Engeline Rağmen Tehlikeli Yerde Çalıştırıldı

Karaca, “Gaziantep Büyükşehir Belediyesi’nde engelli kadrosundan işe alınan bir yurttaş tehlikeli bir refüjde çalıştırıldı, itiraz ettiğinde ‘istifa et’ denildi. Ali Şahan’ın ailesi İşe girebilmek için AKP’ye üye olmak zorunda kaldıklarını anlattı. Bu kabul edilemez.” ifadelerine yer verdi.

Sevda Karaca-19

İşçiyi Parti Tercihiyle Ayırmayız

Karaca, “Biz işçiyi parti tercihiyle ayırmayız. Bizim için işçi sınıfı ve sermaye sınıfı vardır. İşçiler farklı partilere oy verebilir ama ortak çıkarları vardır. İktidar bu ortaklığı örtüyor, biz ise açığa çıkarmaya çalışıyoruz.” dedi.

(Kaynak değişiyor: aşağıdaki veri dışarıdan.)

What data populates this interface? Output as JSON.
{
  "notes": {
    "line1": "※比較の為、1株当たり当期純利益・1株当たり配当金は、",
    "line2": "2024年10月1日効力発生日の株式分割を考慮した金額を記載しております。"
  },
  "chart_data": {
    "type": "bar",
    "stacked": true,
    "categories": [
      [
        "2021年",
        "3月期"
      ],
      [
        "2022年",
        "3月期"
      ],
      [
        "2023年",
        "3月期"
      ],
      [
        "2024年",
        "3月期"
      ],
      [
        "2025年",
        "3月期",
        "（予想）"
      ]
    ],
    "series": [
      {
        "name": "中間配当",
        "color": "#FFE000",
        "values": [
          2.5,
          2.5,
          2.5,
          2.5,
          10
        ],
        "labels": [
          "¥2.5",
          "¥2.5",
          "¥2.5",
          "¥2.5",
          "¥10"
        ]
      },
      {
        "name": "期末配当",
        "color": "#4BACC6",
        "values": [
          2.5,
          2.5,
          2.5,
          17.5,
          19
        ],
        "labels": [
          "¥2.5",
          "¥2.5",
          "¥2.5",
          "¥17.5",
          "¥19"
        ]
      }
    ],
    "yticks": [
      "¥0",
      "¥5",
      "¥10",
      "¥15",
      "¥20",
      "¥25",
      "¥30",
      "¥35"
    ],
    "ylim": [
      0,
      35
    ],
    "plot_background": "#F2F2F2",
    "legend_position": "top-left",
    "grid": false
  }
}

Krizin Yükü Emekçiye Yıkılıyor

Gaziantep’te işçilerin ağır koşullarda çalıştığını dile getiren Karaca, “Birçok fabrika kapanma tehlikesiyle karşı karşıya. ‘Tunus’a, Mısır’a, Maraş’a, Malatya’ya taşınırız’ diye tehdit dili baskın hale geldi. Ekonomik krizin yükü işçilere yıkılıyor. Bu koşullarda işçilerin iradesi çok değerli. Bizim görevimiz o iradenin yanında durmak ve büyütmek.” Açıklamasında bulundu.

İşçiler Ortada Kalıyor

Karaca, “Bugün sadece Türkiye’de değil, dünyanın her yerinde küçük işletmeleri yok eden, işçileri ve ailelerini ağır koşullara iten derin bir krizin eşiğindeyiz. Konkordato ilanları bunun en somut göstergesi. Konkordato, işletme sahibinin mal varlığının satılması ve borçların sırayla ödenmesi demek. İşçilerin alacağı ise on birinci sırada. Önce bankalar ve ticari borçlar ödeniyor, yıllarca emek vermiş işçiler ise ortada kalıyor. Devlete başvurduklarında ‘sıra gelirse alırsın’ deniyor. Buna karşılık büyük işletmelerin alacakları için devlet garantör oluyor. Yani düzen büyükleri koruyor. Patronlar konkordato ilan edip işçiyi mağdur ediyor, ardından aynı makinelerle başka şehirde fabrika açabiliyor. Bu açıkça dolandırıcılık ama devlet buna göz yumuyor.” şeklinde konuştu.

İşçilerin yanındayız

Tavırlarının net olduğunu söyleyen Karaca, “Hangi partiden olursa olsun, işçinin yanındayız. AKP’li patronların fabrikalarındaki direnişlerde de vardık, CHP’lilerin fabrikalarındakinde de. Bizim için önemli olan patronun kim olduğu değil, işçinin yaşadığıdır.” Diye konuştu.